It seems the Web API authentication discussion has been sparked up all over the Web by the various announcements of Windows Live ID and the Google Account Authentication for Web apps . In his blog post Google's authentication vs. Microsoft's Live ID Eric Norlin writes
Recent announcements of Google's authentication service have prompted comparisons to Passport, and
even gotten to Dick Hardt (of "Identity 2.0" fame) to call it the, "deepening of the identity silo." I'd
like to contrast Google's work with Microsoft's recent work around Live ID.
Microsoft's Live
ID *is* the old Passport — with a few key changes. Kim Cameron's work around
the identity
metasystem has driven the concept of InfoCards (now called CardSpace) deep
inside of Microsoft. In essence, Kim's idea is that there is a "metasystem"
which utilizes WS-Trust to translate tokens, so that all identity systems can
interact with each other.
Of extreme importance is the fact that Windows Live ID will support WS-Trust,
WS-Federation, CardSpace and ADFS (active directory federation server). This
means that A) Windows Live ID can interact with other identity metasystem
implementations (Open Source versions, for example); B) that your corporate
active directory environment can be federated into Windows Live ID; and C) the
closed system that was Passport has now effectively been transformed into an
open (standards-based) and transparent system that is Live ID.

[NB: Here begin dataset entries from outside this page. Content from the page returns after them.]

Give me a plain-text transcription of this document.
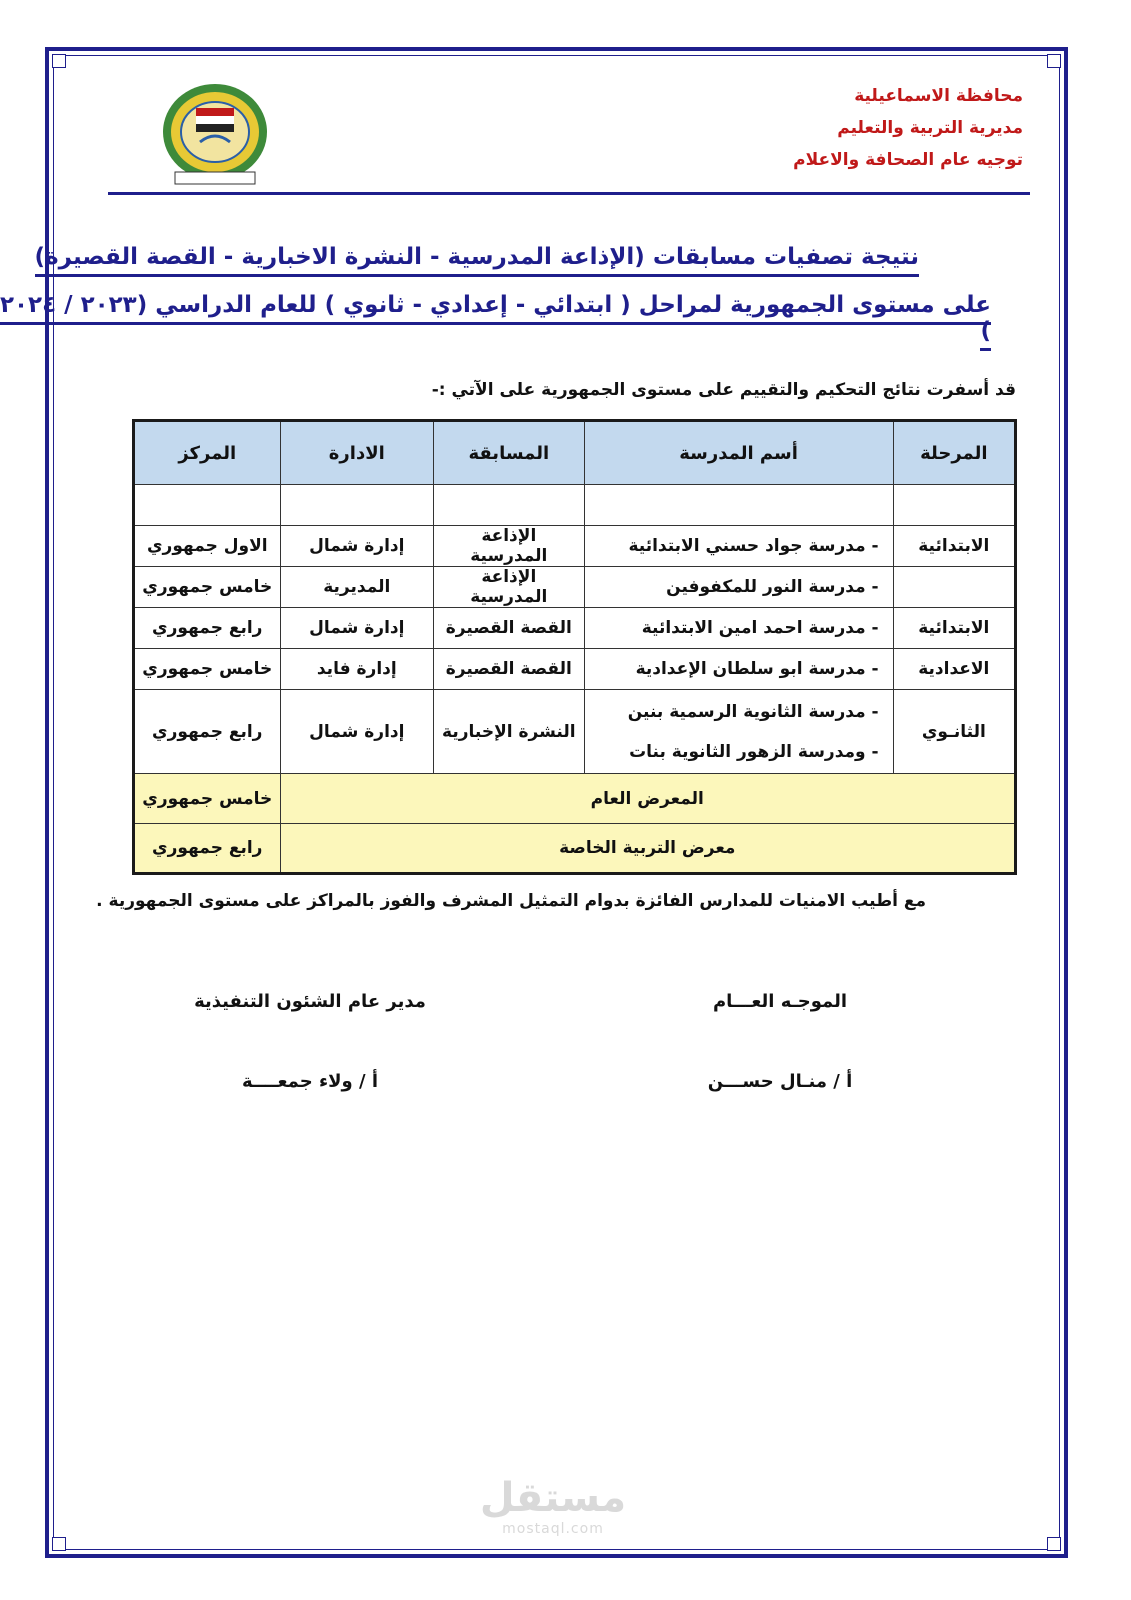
محافظة الاسماعيلية
مديرية التربية والتعليم
توجيه عام الصحافة والاعلام
نتيجة تصفيات مسابقات (الإذاعة المدرسية - النشرة الاخبارية - القصة القصيرة)
على مستوى الجمهورية لمراحل ( ابتدائي - إعدادي - ثانوي ) للعام الدراسي (٢٠٢٣ / ٢٠٢٤ )
قد أسفرت نتائج التحكيم والتقييم على مستوى الجمهورية على الآتي :-
المرحلة	أسم المدرسة	المسابقة	الادارة	المركز

الابتدائية	- مدرسة جواد حسني الابتدائية	الإذاعة المدرسية	إدارة شمال	الاول جمهوري
	- مدرسة النور للمكفوفين	الإذاعة المدرسية	المديرية	خامس جمهوري
الابتدائية	- مدرسة احمد امين الابتدائية	القصة القصيرة	إدارة شمال	رابع جمهوري
الاعدادية	- مدرسة ابو سلطان الإعدادية	القصة القصيرة	إدارة فايد	خامس جمهوري
الثانـوي	- مدرسة الثانوية الرسمية بنين
- ومدرسة الزهور الثانوية بنات	النشرة الإخبارية	إدارة شمال	رابع جمهوري
المعرض العام				خامس جمهوري
معرض التربية الخاصة				رابع جمهوري
مع أطيب الامنيات للمدارس الفائزة بدوام التمثيل المشرف والفوز بالمراكز على مستوى الجمهورية .
الموجـه العـــام
أ / منـال حســـن
مدير عام الشئون التنفيذية
أ / ولاء جمعــــة
مستقل
mostaql.com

Contrast all of this with Google's announcement: create Google account, store
user information at Google, get authentication from Google — are we sensing a
trend? While Microsoft is now making it easy to interact with other (competing)
identity systems, Google is making it nearly impossible. All of which leads one
to ask - why?
Perhaps it's because there are now so many old-school Microsoft people at Google? ;)
On a more serious note, I suspect that the Google folks simply didn't think about the federation angle when designing the authentication model for their APIs as opposed to this being some 'evil plot' by Google to create an identity silo.